Every Artwork is a Trap: Interview with Abbas Akhavan in Canadian Art

by | Feb 3, 2016 | 0 comments

One of the rare pleasures of working as an art writer is doing an interview  with an artist whose work you have long admired, and discovering they are just as intriguing as their work. That was my good fortune in interviewing Abbas Akhavan for the latest issue of Canadian Art

At the time we met to speak, Akhavan was preparing to install his solo exhibition at Mercer Union, and had just been shortlisted for the Sobey Art Award. Six months later, and he has not only won Canada’s largest art prize, but is also showing one of his latest works, Study for a Monument (2013–15), at the Guggenheim (which they have reportedly acquired for their permanent collection). It’s been a big year for Akhavan, and I can’t think of an artist more deserving.

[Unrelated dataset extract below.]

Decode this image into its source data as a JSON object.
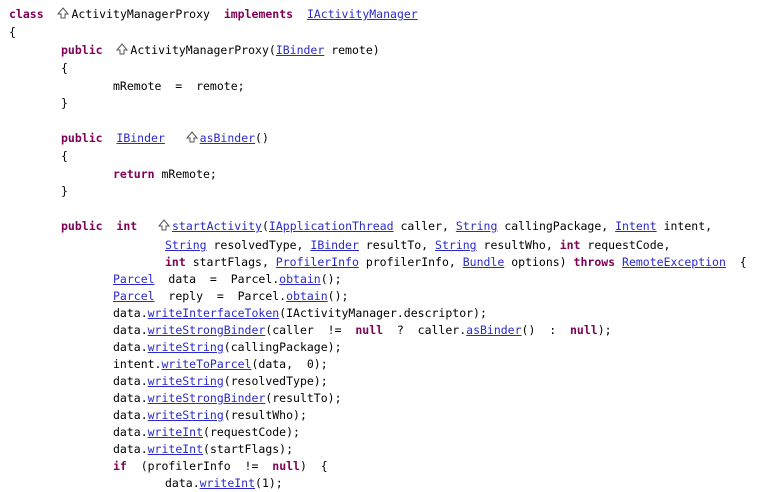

Gabrielle Moser: You have used the word “trap” a few times in relation to your works, especially in describing Guests, Ghosts, Hosts (2009), which was commissioned by Artspeak for their exhibition in response to the Truth and Reconciliation Commission, and Study for a Curtain (2015). I’m curious about how you see these works as traps, and who they are traps for.

 

Abbas Akhavan: Every artwork is a trap, because it is supposed to be a window to something else, or a closure to an idea: it’s a conceptual trap. But because I work so much with natural materials, like plants and animals, I think it was also about how any kind of relationship to nature is a kind of trapping of nature for the benefit of humanity, whether that’s resource extraction, or human-centric therapy, or for the “wellbeing” of the human. In the case of Study for a Curtain, the artwork was a trap for an idea about the use of nature as capital.